The first source is the food that we consume for example, if we consume a diet rich in fats then intestine packs some of them while rest is transported to the liver. The second source is the liver itself. When fats are received by the liver, it takes fatty acids released by the fat cells and ties them in triglyceride bundles that are later utilized as fuel. There is a controversy about the fact that whether high levels of triglycerides alone are responsible for coronary heart disease or not.

Other clinical conditions frequently coupled with high triglyceride levels are high blood pressure, obesity, diabetes, chronic kidney, liver and circulatory disease and hypothyroidism. In some individuals elevated triglyceride levels are inherited and this condition is identified as hypertriglyceridemia. The common examples of hypertriglyceridemia include mixed hypertriglyceridemia, familial hypertriglyceridemia and familial dysbetalipoproteinemia.
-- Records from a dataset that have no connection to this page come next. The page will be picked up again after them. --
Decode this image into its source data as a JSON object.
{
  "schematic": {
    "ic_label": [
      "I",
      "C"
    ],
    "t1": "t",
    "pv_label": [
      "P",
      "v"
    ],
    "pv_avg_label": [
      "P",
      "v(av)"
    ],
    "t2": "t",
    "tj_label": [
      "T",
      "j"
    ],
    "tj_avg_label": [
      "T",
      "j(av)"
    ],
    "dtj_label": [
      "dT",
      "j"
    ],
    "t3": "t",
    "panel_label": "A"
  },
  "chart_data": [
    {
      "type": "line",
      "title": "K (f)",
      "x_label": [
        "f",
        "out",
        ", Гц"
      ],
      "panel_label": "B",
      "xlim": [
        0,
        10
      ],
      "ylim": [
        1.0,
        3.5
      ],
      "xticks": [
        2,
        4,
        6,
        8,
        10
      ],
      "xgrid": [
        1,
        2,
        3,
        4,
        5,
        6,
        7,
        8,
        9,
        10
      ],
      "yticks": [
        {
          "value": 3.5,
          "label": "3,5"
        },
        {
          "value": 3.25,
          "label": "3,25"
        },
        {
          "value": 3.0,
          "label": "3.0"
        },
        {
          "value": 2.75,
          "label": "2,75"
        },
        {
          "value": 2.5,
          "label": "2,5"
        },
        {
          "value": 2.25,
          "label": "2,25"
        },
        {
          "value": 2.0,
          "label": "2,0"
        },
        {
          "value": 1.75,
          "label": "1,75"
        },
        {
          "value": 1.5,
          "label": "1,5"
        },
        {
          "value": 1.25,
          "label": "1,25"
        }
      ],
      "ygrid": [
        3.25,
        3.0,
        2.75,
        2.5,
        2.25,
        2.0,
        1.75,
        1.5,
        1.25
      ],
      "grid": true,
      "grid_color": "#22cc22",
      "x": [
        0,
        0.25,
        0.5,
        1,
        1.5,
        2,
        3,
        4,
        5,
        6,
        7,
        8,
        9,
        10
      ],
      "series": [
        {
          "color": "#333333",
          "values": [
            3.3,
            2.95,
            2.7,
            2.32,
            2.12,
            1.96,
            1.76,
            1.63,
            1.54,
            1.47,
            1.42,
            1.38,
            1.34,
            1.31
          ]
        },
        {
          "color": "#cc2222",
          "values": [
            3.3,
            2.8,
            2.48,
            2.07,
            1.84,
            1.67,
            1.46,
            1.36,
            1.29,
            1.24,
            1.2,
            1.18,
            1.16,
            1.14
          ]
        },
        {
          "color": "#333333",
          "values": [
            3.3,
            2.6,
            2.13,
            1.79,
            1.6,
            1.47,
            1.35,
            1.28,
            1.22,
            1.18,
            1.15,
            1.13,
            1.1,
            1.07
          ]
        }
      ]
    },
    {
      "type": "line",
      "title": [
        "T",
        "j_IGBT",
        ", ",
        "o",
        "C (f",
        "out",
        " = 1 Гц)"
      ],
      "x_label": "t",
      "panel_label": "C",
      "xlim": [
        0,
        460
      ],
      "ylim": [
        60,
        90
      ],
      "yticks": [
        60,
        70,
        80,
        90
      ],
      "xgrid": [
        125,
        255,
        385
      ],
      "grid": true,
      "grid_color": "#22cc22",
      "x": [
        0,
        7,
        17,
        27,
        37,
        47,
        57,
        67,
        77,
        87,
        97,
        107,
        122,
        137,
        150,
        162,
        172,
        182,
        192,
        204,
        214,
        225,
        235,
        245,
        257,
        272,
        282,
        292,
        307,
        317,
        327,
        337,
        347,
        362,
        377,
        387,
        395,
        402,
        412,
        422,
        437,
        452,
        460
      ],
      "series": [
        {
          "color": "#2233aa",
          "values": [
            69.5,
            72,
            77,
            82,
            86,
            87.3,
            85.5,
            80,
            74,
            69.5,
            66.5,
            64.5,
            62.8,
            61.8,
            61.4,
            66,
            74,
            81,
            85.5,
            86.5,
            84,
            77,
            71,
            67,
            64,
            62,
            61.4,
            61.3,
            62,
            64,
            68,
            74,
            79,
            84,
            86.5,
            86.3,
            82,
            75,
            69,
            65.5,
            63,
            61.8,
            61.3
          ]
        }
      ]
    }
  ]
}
Hypertriglyceridemia can also occur due to some non-genetic factors like obesity, excessive alcohol, diabetes mellitus, kidney disease and use of estrogen containing medicines like birth control pills. The levels can be returned back to normal without medication by taking the help of a physician. The first step involved in the treatment of hypertriglyceridemia includes intake of a diet low in fats with limited consumption of sweets, regular aerobic exercise, loss of excess body weight, reduction of alcohol consumption and quitting smoking. In patients with diabetes mellitus effective control of glucose level is needed.

When medications become necessary statins, fibrates and niacin can be used. Fibrates not only reduce the triglyceride levels but also raise the HDL levels and particle size of LDL molecules. Same task is done by niacin but it lowers the levels of Lp (a) cholesterol.

Statins on the other hand, reduce both triglyceride and LDL levels but are ineffective in raising HDL levels. A newly launched medicine, fenofibrate has shown promising results in lowering triglyceride and LDL levels as well as raising HDL levels especially in those individuals who show sub-optimal responses with fibrates. In some individuals a mixed dose of fibrate or fenofibrate along with statin is prescribed for better results.